One interpretation is that, because compulsive gamblers have doubts about the strength of their personal resources, they turn to gambling in an attempt to be successful.

This perspective is consistent in Merton's idea that when people do not have access to conventional and socially approved means of achieving success, they will become 'innovative' and turn to deviant means of achieving the goal of success.

On some standardized personality tests, compulsive gamblers appear to be quite similar to alcoholics.

Compulsive gamblers borrow money from friends, relatives, co-workers, banks, loan companies, credit unions, credit cards, and loan sharks in order to pay their gambling debts and stay in action.

In several studies, the average gambling-related debt of male compulsive gamblers was estimated at between 442,000 and $54,000, excluding home mortgages, car loans, and other consumer loans.

The level of indebtedness is approximately one-third lower for female compulsive gamblers.

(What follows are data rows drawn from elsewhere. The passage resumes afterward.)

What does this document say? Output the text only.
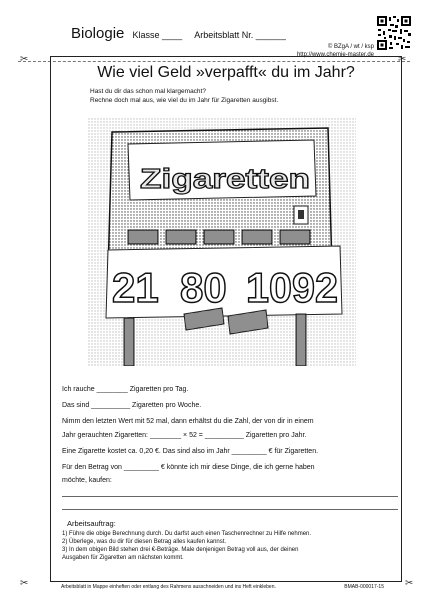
Biologie Klasse ____ Arbeitsblatt Nr. ______
© BZgA / wt / ksp
http://www.chemie-master.de
✂	✂
✂	✂
Wie viel Geld »verpafft« du im Jahr?
Hast du dir das schon mal klargemacht?
Rechne doch mal aus, wie viel du im Jahr für Zigaretten ausgibst.
Zigaretten
21 80 1092
Ich rauche ________ Zigaretten pro Tag.
Das sind __________ Zigaretten pro Woche.
Nimm den letzten Wert mit 52 mal, dann erhältst du die Zahl, der von dir in einem
Jahr gerauchten Zigaretten: ________ × 52 = __________ Zigaretten pro Jahr.
Eine Zigarette kostet ca. 0,20 €. Das sind also im Jahr _________ € für Zigaretten.
Für den Betrag von _________ € könnte ich mir diese Dinge, die ich gerne haben
möchte, kaufen:
Arbeitsauftrag:
1) Führe die obige Berechnung durch. Du darfst auch einen Taschenrechner zu Hilfe nehmen.
2) Überlege, was du dir für diesen Betrag alles kaufen kannst.
3) In dem obigen Bild stehen drei €-Beträge. Male denjenigen Betrag voll aus, der deinen
Ausgaben für Zigaretten am nächsten kommt.
Arbeitsblatt in Mappe einheften oder entlang des Rahmens ausschneiden und ins Heft einkleben.	BMAB-000017-15
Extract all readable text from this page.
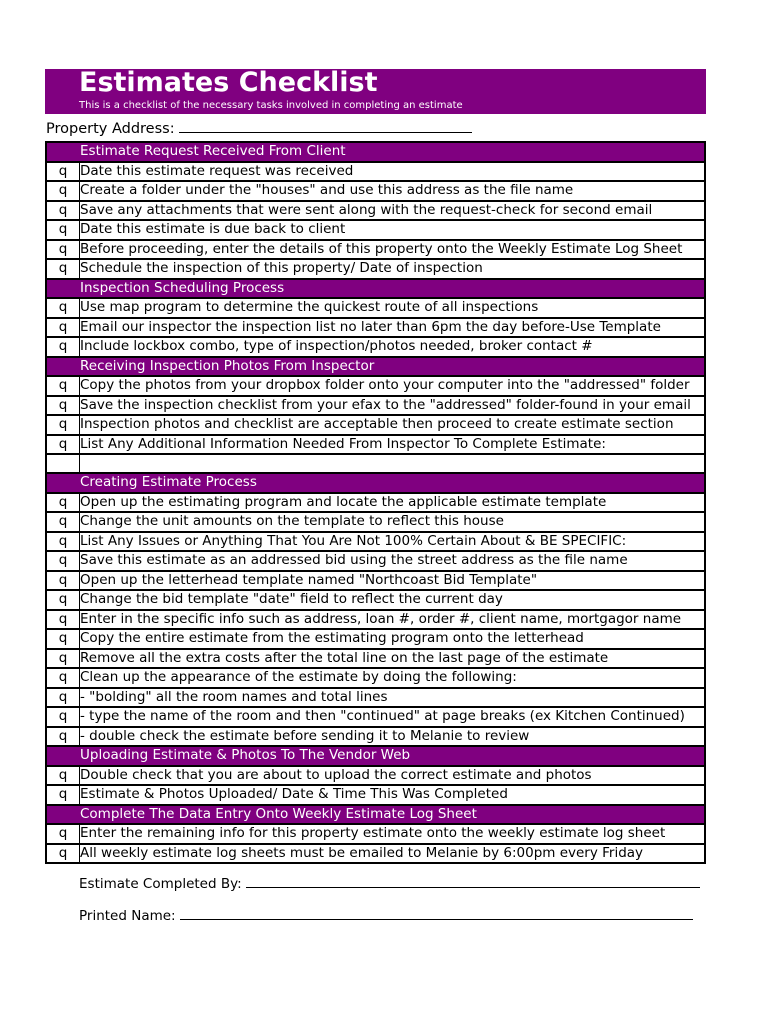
Estimates Checklist
This is a checklist of the necessary tasks involved in completing an estimate
Property Address:
Estimate Request Received From Client
q Date this estimate request was received
q Create a folder under the "houses" and use this address as the file name
q Save any attachments that were sent along with the request-check for second email
q Date this estimate is due back to client
q Before proceeding, enter the details of this property onto the Weekly Estimate Log Sheet
q Schedule the inspection of this property/ Date of inspection
Inspection Scheduling Process
q Use map program to determine the quickest route of all inspections
q Email our inspector the inspection list no later than 6pm the day before-Use Template
q Include lockbox combo, type of inspection/photos needed, broker contact #
Receiving Inspection Photos From Inspector
q Copy the photos from your dropbox folder onto your computer into the "addressed" folder
q Save the inspection checklist from your efax to the "addressed" folder-found in your email
q Inspection photos and checklist are acceptable then proceed to create estimate section
q List Any Additional Information Needed From Inspector To Complete Estimate:
Creating Estimate Process
q Open up the estimating program and locate the applicable estimate template
q Change the unit amounts on the template to reflect this house
q List Any Issues or Anything That You Are Not 100% Certain About & BE SPECIFIC:
q Save this estimate as an addressed bid using the street address as the file name
q Open up the letterhead template named "Northcoast Bid Template"
q Change the bid template "date" field to reflect the current day
q Enter in the specific info such as address, loan #, order #, client name, mortgagor name
q Copy the entire estimate from the estimating program onto the letterhead
q Remove all the extra costs after the total line on the last page of the estimate
q Clean up the appearance of the estimate by doing the following:
q - "bolding" all the room names and total lines
q - type the name of the room and then "continued" at page breaks (ex Kitchen Continued)
q - double check the estimate before sending it to Melanie to review
Uploading Estimate & Photos To The Vendor Web
q Double check that you are about to upload the correct estimate and photos
q Estimate & Photos Uploaded/ Date & Time This Was Completed
Complete The Data Entry Onto Weekly Estimate Log Sheet
q Enter the remaining info for this property estimate onto the weekly estimate log sheet
q All weekly estimate log sheets must be emailed to Melanie by 6:00pm every Friday
Estimate Completed By:
Printed Name:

Given their indebtedness and the desire to stay in action, it is not surprising that compulsive gamblers engage in a variety of illegal behavior.

About two-thirds of compulsive gamblers report that they have engaged in illegal activities to pay gambling debts or obtain money with which to gamble.

The illegal activities reported include forgery, embezzlement, fraud, tax evasion/fraud, and a variety of 'street crimes'.